Monday 24 June 2013

Riyadh in the heat

On Friday morning, I went out birding in the Riyadh area in the searing heat with first time birder and friend David Dingus. We visited two areas: my local patch at Al Hayer and at Wadi Madeeyah (variant spellings include Wadi Mehdia, Wadi Madayah,  Wadi Mahdia) which is just west of Riyadh.

We birded more in hope than expectation. There was apparently little prospect of adding to my Saudi list at Al Hayer in mid summer. However, there was marginally more prospect with the visit to Wadi Madeeyah. This was part of my continuing search for the "lost Bonelli's eagle" of Riyadh. There will be more about this later.

one of several squacco heron at Al Hayer

Starting at Al Hayer, one of the first birds we saw was a squacco heron.

cattle egret

In the blisteringly hot weather, it was only really the heron family which was  evident in the open. This probably because they like being close to water and the heat exacerbates this tendency. Other birds hide in the shade. The above picture shows three cattle egret very close to where we had seen the first squacco heron of the day.

distant purple heron

Both grey heron and purple heron were also around but they kept their distance.

blurred graceful prinia

Smaller birds were much more difficult to see. Three types of warbler made fleeting visits outside the shade of the Tamarisk bushes and reeds at the water's edge. These were European reed warbler, Eastern olivaceous warbler and graceful prinia. The blurred picture above is the closest I got to photographing any of them and the weather wasn't conducive to long stalking sessions.

Baya weaver nest?

The most interesting observation at Al Hayer was an intriguing weaver's nest next to normal streaked weaver ones. I have only seen streaked weaver and Ruppells weaver in central Arabia however Baya weaver has been reported in the past.

I did some desk research when I returned home. Streaked weaver nests are usually circular and smaller than this. This one is a closer fit to a Baya weaver nest although it lacks a bulge which which their nests usually have part way down the tube.

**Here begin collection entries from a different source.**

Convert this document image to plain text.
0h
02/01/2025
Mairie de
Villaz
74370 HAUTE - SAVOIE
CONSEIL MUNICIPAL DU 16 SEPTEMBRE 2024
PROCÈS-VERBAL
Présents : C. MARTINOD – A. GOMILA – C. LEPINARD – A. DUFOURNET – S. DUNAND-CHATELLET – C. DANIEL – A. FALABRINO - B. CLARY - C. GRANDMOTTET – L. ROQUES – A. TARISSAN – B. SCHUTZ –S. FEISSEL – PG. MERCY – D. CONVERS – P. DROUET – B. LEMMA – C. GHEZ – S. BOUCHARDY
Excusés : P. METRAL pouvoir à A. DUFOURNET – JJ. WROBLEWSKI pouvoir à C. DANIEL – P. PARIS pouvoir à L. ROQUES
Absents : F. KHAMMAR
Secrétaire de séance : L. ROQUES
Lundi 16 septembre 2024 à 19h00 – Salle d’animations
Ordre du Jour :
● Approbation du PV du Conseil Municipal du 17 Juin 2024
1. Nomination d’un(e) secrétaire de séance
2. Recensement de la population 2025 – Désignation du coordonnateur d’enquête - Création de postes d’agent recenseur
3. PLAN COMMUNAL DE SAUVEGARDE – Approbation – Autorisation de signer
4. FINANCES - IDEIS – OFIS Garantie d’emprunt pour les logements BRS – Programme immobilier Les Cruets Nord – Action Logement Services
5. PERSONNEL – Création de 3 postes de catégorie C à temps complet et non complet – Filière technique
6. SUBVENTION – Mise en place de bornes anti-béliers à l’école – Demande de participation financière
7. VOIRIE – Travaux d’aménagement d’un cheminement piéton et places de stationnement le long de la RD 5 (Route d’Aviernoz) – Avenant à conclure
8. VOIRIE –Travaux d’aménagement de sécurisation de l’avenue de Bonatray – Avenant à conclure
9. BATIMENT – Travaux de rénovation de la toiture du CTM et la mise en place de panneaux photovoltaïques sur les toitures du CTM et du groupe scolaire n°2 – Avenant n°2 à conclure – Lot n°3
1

This has left me wondering whether I have been far too lazy when observing weavers at Al Hayer. Baya weaver females and young birds look similar to streaked weaver (but with a larger bill). However the breeding male in particular  should be distinct. I won't be making this lazy mistake again. Has a potential addition to my Saudi list been on my local patch all along?

black bush robin

There were a few other species around at al Hayer, notably both types of bush robin: the resident black bush robin and the summer breeding rufous bush robin.

rufous bush robin

Most rufous bush robin are passage birds but a few stay the summer to breed.

a row of laughing dove

And of course laughing dove, collared dove and Namaqua dove were omnipresent as usual although mostly keeping in the shade.

On leaving Al Hayer at midday we moved off to Wadi Madeeyah in search of Bonelli's eagle. Al Hayer was getting too hot for walk-based birding and the search for the eagle could mostly be conducted by car.

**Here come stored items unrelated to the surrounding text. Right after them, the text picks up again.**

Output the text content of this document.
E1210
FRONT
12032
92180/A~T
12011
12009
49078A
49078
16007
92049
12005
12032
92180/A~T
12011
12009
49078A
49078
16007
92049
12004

In the mid 1990s a journal paper was released that proved a pair of Bonelli's eagle had been successfully breeding in Wadi Namar. In 1999 there was the last report I have seen of Bonelli's eagle at Wadi Madeeyah.

Wadi Namar and Wadi Madeeyah are two of a series of wadis which run west-east on the western side of Riyadh. All flow into the north-south Wadi Hanifah. Both these two are under considerable development pressure and the search for the eagle may be too late.

a lake at Wadi Madeeyah

Nevertheless I entered Wadi Madeeyah with David Dungus for the first time for both of us (although I have been to Wadi Namar several times before).

The bad news is that we didn't see any eagle despite searching from one end of the wadi to the other. The slightly better news (although it didn't fully compensate) was the discovery of two major fresh water lakes at the western end.

little ringed plover

The heavy rain in April seems to have left a large legacy here with two beautiful lakes. A check on the bird life at the lake showed black winged stilt and little ringed plover as the only obvious water birds around. These are the same two water birds that can be found in summer in near-by Wadi Namar.

black winged stilt

Otherwise the birds of the wadi included three types of dove (feral rock dove, laughing dove, collared dove) and two types of bulbul (yellow vented bulbul and white eared bulbul). The two small birds were house sparrow and desert lark.

I will continue to look for Bonelli's eagle west of Riyadh. I will start investigating wadis  a little further away from the city. I am still hopeful it isn't extinct in this area.